Ventricular myocyte sarcolemmal Kir6.1/SUR2B potassium channels; A potential effector of cardioprotection

KATP channels are ubiquitously expressed and are said to couple cellular metabolic state and electrical excitability. The KATP channel complex is composed of two subunits in a hetero-octameric structure, with Kir6 subunit form the pore and sulphonylurea receptors (SUR) as β-subunits. In the heart, KATP channels are considered to be composed of the Kir6.2/SUR2A combination and play a key role in responding to metabolic stress as well as in cardioprotection. It is hypothesised that opening of the cardiac SarcoKATP channel shortens the action potential duration so reducing the ATP consumption during an ischaemic event to preserve energy and so limit Ca2+ overload. Previous data (unpublished) suggested there was a Kir6.1-like current, with constitutive activity, on the rat cardiomyocyte sarcolemmal membrane. In this study, firstly, the Kir6.1-like channel was formally identified by using electrophysiology patch clamp and specific pharmacological inhibitors. Secondly, further evidence was acquired using specific knockdown the pore-forming and β-subunits using adenoviral-introduced shRNA. Finally, for SarcoKir6.1 current was investigated in control cardiomyocytes and in IPC, adenosine-induced cardioprotection and sex-specific cardioprotection.

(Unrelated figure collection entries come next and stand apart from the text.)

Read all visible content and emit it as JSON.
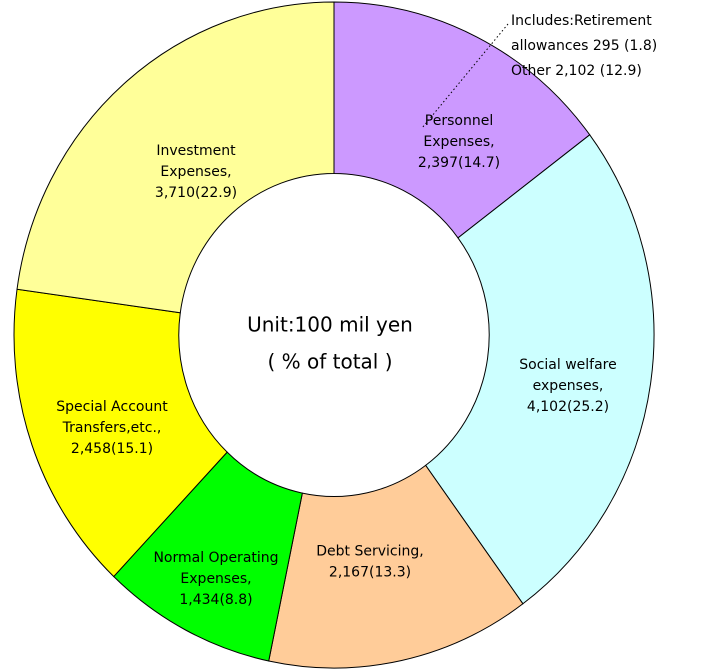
{
  "chart_data": {
    "type": "donut",
    "categories": [
      [
        "Personnel",
        "Expenses,"
      ],
      [
        "Social welfare",
        "expenses,"
      ],
      [
        "Debt Servicing,"
      ],
      [
        "Normal Operating",
        "Expenses,"
      ],
      [
        "Special Account",
        "Transfers,etc.,"
      ],
      [
        "Investment",
        "Expenses,"
      ]
    ],
    "values": [
      2397,
      4102,
      2167,
      1434,
      2458,
      3710
    ],
    "value_labels": [
      "2,397(14.7)",
      "4,102(25.2)",
      "2,167(13.3)",
      "1,434(8.8)",
      "2,458(15.1)",
      "3,710(22.9)"
    ],
    "colors": [
      "#cc99ff",
      "#ccffff",
      "#ffcc99",
      "#00ff00",
      "#ffff00",
      "#ffff99"
    ],
    "center_text": [
      "Unit:100 mil yen",
      "( % of total )"
    ],
    "annotation": [
      "Includes:Retirement",
      "allowances 295 (1.8)",
      "Other 2,102 (12.9)"
    ]
  }
}
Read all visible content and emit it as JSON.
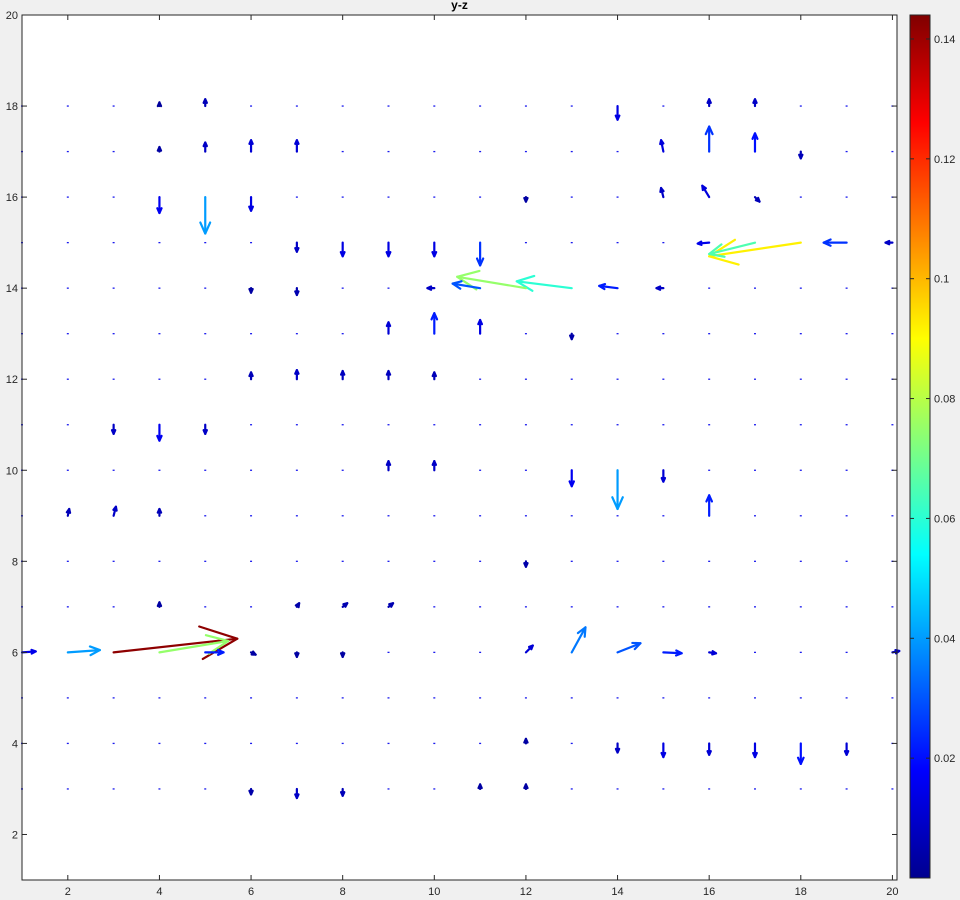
{
  "chart_data": {
    "type": "quiver",
    "title": "y-z",
    "xlabel": "",
    "ylabel": "",
    "xlim": [
      1,
      20.1
    ],
    "ylim": [
      1,
      20
    ],
    "xticks": [
      "2",
      "4",
      "6",
      "8",
      "10",
      "12",
      "14",
      "16",
      "18",
      "20"
    ],
    "yticks": [
      "2",
      "4",
      "6",
      "8",
      "10",
      "12",
      "14",
      "16",
      "18",
      "20"
    ],
    "colorbar": {
      "colormap": "jet",
      "range": [
        0,
        0.144
      ],
      "ticks": [
        "0.02",
        "0.04",
        "0.06",
        "0.08",
        "0.1",
        "0.12",
        "0.14"
      ]
    },
    "arrows": [
      {
        "x": 3,
        "y": 6,
        "u": 2.7,
        "v": 0.3,
        "m": 0.142
      },
      {
        "x": 4,
        "y": 6,
        "u": 1.5,
        "v": 0.25,
        "m": 0.075
      },
      {
        "x": 2,
        "y": 6,
        "u": 0.7,
        "v": 0.05,
        "m": 0.04
      },
      {
        "x": 5,
        "y": 6,
        "u": 0.4,
        "v": 0.0,
        "m": 0.022
      },
      {
        "x": 1,
        "y": 6,
        "u": 0.3,
        "v": 0.02,
        "m": 0.015
      },
      {
        "x": 13,
        "y": 6,
        "u": 0.3,
        "v": 0.55,
        "m": 0.035
      },
      {
        "x": 14,
        "y": 6,
        "u": 0.5,
        "v": 0.2,
        "m": 0.03
      },
      {
        "x": 15,
        "y": 6,
        "u": 0.4,
        "v": -0.02,
        "m": 0.022
      },
      {
        "x": 16,
        "y": 6,
        "u": 0.15,
        "v": -0.02,
        "m": 0.012
      },
      {
        "x": 12,
        "y": 6,
        "u": 0.15,
        "v": 0.15,
        "m": 0.012
      },
      {
        "x": 20,
        "y": 6,
        "u": 0.15,
        "v": 0.03,
        "m": 0.01
      },
      {
        "x": 18,
        "y": 15,
        "u": -2.0,
        "v": -0.3,
        "m": 0.092
      },
      {
        "x": 17,
        "y": 15,
        "u": -1.0,
        "v": -0.25,
        "m": 0.065
      },
      {
        "x": 16,
        "y": 15,
        "u": -0.25,
        "v": -0.02,
        "m": 0.015
      },
      {
        "x": 19,
        "y": 15,
        "u": -0.5,
        "v": 0.0,
        "m": 0.025
      },
      {
        "x": 20,
        "y": 15,
        "u": -0.15,
        "v": 0.0,
        "m": 0.01
      },
      {
        "x": 13,
        "y": 14,
        "u": -1.2,
        "v": 0.15,
        "m": 0.06
      },
      {
        "x": 12,
        "y": 14,
        "u": -1.5,
        "v": 0.25,
        "m": 0.075
      },
      {
        "x": 11,
        "y": 14,
        "u": -0.6,
        "v": 0.1,
        "m": 0.03
      },
      {
        "x": 14,
        "y": 14,
        "u": -0.4,
        "v": 0.05,
        "m": 0.022
      },
      {
        "x": 10,
        "y": 14,
        "u": -0.15,
        "v": 0.0,
        "m": 0.01
      },
      {
        "x": 15,
        "y": 14,
        "u": -0.15,
        "v": 0.0,
        "m": 0.01
      },
      {
        "x": 5,
        "y": 16,
        "u": 0.0,
        "v": -0.8,
        "m": 0.04
      },
      {
        "x": 14,
        "y": 10,
        "u": 0.0,
        "v": -0.85,
        "m": 0.04
      },
      {
        "x": 11,
        "y": 15,
        "u": 0.0,
        "v": -0.5,
        "m": 0.025
      },
      {
        "x": 16,
        "y": 9,
        "u": 0.0,
        "v": 0.45,
        "m": 0.022
      },
      {
        "x": 16,
        "y": 17,
        "u": 0.0,
        "v": 0.55,
        "m": 0.025
      },
      {
        "x": 17,
        "y": 17,
        "u": 0.0,
        "v": 0.4,
        "m": 0.02
      },
      {
        "x": 15,
        "y": 17,
        "u": -0.05,
        "v": 0.25,
        "m": 0.013
      },
      {
        "x": 16,
        "y": 16,
        "u": -0.15,
        "v": 0.25,
        "m": 0.013
      },
      {
        "x": 15,
        "y": 16,
        "u": -0.05,
        "v": 0.2,
        "m": 0.01
      },
      {
        "x": 17,
        "y": 16,
        "u": 0.1,
        "v": -0.1,
        "m": 0.008
      },
      {
        "x": 14,
        "y": 18,
        "u": 0.0,
        "v": -0.3,
        "m": 0.014
      },
      {
        "x": 16,
        "y": 18,
        "u": 0.0,
        "v": 0.15,
        "m": 0.01
      },
      {
        "x": 17,
        "y": 18,
        "u": 0.0,
        "v": 0.15,
        "m": 0.01
      },
      {
        "x": 18,
        "y": 17,
        "u": 0.0,
        "v": -0.15,
        "m": 0.008
      },
      {
        "x": 5,
        "y": 18,
        "u": 0.0,
        "v": 0.15,
        "m": 0.008
      },
      {
        "x": 4,
        "y": 16,
        "u": 0.0,
        "v": -0.35,
        "m": 0.016
      },
      {
        "x": 6,
        "y": 16,
        "u": 0.0,
        "v": -0.3,
        "m": 0.014
      },
      {
        "x": 6,
        "y": 17,
        "u": 0.0,
        "v": 0.25,
        "m": 0.012
      },
      {
        "x": 7,
        "y": 17,
        "u": 0.0,
        "v": 0.25,
        "m": 0.012
      },
      {
        "x": 5,
        "y": 17,
        "u": 0.0,
        "v": 0.2,
        "m": 0.01
      },
      {
        "x": 8,
        "y": 15,
        "u": 0.0,
        "v": -0.3,
        "m": 0.014
      },
      {
        "x": 9,
        "y": 15,
        "u": 0.0,
        "v": -0.3,
        "m": 0.014
      },
      {
        "x": 10,
        "y": 15,
        "u": 0.0,
        "v": -0.3,
        "m": 0.014
      },
      {
        "x": 7,
        "y": 15,
        "u": 0.0,
        "v": -0.2,
        "m": 0.01
      },
      {
        "x": 10,
        "y": 13,
        "u": 0.0,
        "v": 0.45,
        "m": 0.022
      },
      {
        "x": 11,
        "y": 13,
        "u": 0.0,
        "v": 0.3,
        "m": 0.014
      },
      {
        "x": 9,
        "y": 13,
        "u": 0.0,
        "v": 0.25,
        "m": 0.012
      },
      {
        "x": 6,
        "y": 12,
        "u": 0.0,
        "v": 0.15,
        "m": 0.008
      },
      {
        "x": 7,
        "y": 12,
        "u": 0.0,
        "v": 0.2,
        "m": 0.01
      },
      {
        "x": 8,
        "y": 12,
        "u": 0.0,
        "v": 0.18,
        "m": 0.009
      },
      {
        "x": 9,
        "y": 12,
        "u": 0.0,
        "v": 0.18,
        "m": 0.009
      },
      {
        "x": 10,
        "y": 12,
        "u": 0.0,
        "v": 0.15,
        "m": 0.008
      },
      {
        "x": 4,
        "y": 11,
        "u": 0.0,
        "v": -0.35,
        "m": 0.016
      },
      {
        "x": 3,
        "y": 11,
        "u": 0.0,
        "v": -0.2,
        "m": 0.01
      },
      {
        "x": 5,
        "y": 11,
        "u": 0.0,
        "v": -0.2,
        "m": 0.01
      },
      {
        "x": 13,
        "y": 10,
        "u": 0.0,
        "v": -0.35,
        "m": 0.016
      },
      {
        "x": 15,
        "y": 10,
        "u": 0.0,
        "v": -0.25,
        "m": 0.012
      },
      {
        "x": 9,
        "y": 10,
        "u": 0.0,
        "v": 0.2,
        "m": 0.01
      },
      {
        "x": 10,
        "y": 10,
        "u": 0.0,
        "v": 0.2,
        "m": 0.01
      },
      {
        "x": 3,
        "y": 9,
        "u": 0.05,
        "v": 0.2,
        "m": 0.01
      },
      {
        "x": 2,
        "y": 9,
        "u": 0.03,
        "v": 0.15,
        "m": 0.008
      },
      {
        "x": 4,
        "y": 9,
        "u": 0.0,
        "v": 0.15,
        "m": 0.008
      },
      {
        "x": 14,
        "y": 4,
        "u": 0.0,
        "v": -0.2,
        "m": 0.01
      },
      {
        "x": 15,
        "y": 4,
        "u": 0.0,
        "v": -0.3,
        "m": 0.014
      },
      {
        "x": 16,
        "y": 4,
        "u": 0.0,
        "v": -0.25,
        "m": 0.012
      },
      {
        "x": 17,
        "y": 4,
        "u": 0.0,
        "v": -0.3,
        "m": 0.014
      },
      {
        "x": 18,
        "y": 4,
        "u": 0.0,
        "v": -0.45,
        "m": 0.02
      },
      {
        "x": 19,
        "y": 4,
        "u": 0.0,
        "v": -0.25,
        "m": 0.012
      },
      {
        "x": 6,
        "y": 3,
        "u": 0.0,
        "v": -0.12,
        "m": 0.006
      },
      {
        "x": 7,
        "y": 3,
        "u": 0.0,
        "v": -0.2,
        "m": 0.01
      },
      {
        "x": 8,
        "y": 3,
        "u": 0.0,
        "v": -0.15,
        "m": 0.008
      },
      {
        "x": 8,
        "y": 7,
        "u": 0.1,
        "v": 0.08,
        "m": 0.007
      },
      {
        "x": 9,
        "y": 7,
        "u": 0.1,
        "v": 0.08,
        "m": 0.007
      },
      {
        "x": 7,
        "y": 7,
        "u": 0.05,
        "v": 0.08,
        "m": 0.006
      },
      {
        "x": 12,
        "y": 8,
        "u": 0.0,
        "v": -0.12,
        "m": 0.006
      },
      {
        "x": 4,
        "y": 7,
        "u": 0.0,
        "v": 0.1,
        "m": 0.005
      },
      {
        "x": 6,
        "y": 6,
        "u": 0.1,
        "v": -0.05,
        "m": 0.005
      },
      {
        "x": 7,
        "y": 6,
        "u": 0.0,
        "v": -0.1,
        "m": 0.005
      },
      {
        "x": 8,
        "y": 6,
        "u": 0.0,
        "v": -0.1,
        "m": 0.005
      },
      {
        "x": 13,
        "y": 13,
        "u": 0.0,
        "v": -0.12,
        "m": 0.006
      },
      {
        "x": 4,
        "y": 17,
        "u": 0.0,
        "v": 0.1,
        "m": 0.005
      },
      {
        "x": 4,
        "y": 18,
        "u": 0.0,
        "v": 0.08,
        "m": 0.004
      },
      {
        "x": 12,
        "y": 16,
        "u": 0.0,
        "v": -0.1,
        "m": 0.005
      },
      {
        "x": 6,
        "y": 14,
        "u": 0.0,
        "v": -0.1,
        "m": 0.005
      },
      {
        "x": 7,
        "y": 14,
        "u": 0.0,
        "v": -0.15,
        "m": 0.007
      },
      {
        "x": 11,
        "y": 3,
        "u": 0.0,
        "v": 0.1,
        "m": 0.005
      },
      {
        "x": 12,
        "y": 3,
        "u": 0.0,
        "v": 0.1,
        "m": 0.005
      },
      {
        "x": 12,
        "y": 4,
        "u": 0.0,
        "v": 0.1,
        "m": 0.005
      }
    ]
  }
}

In this study, a new small-conductance KATP channel was identified at the cardiac sarcolemmal surface along with the large-conductance channel. These findings suggest that there are two components to IKATP in the heart, IKATP-SC, composed of Kir6.1/SUR2B subunits, and IKATP-LC which is the classically thought of cardiac Kir6.2/SURA complex. It is suggested the newly discovered IKATP-SC plays an important role in regulating action potential duration as well as mediating cardioprotection. This IKATP-SC may help explain the role that cardiac sarcolemmal KATP plays in cardioprotection.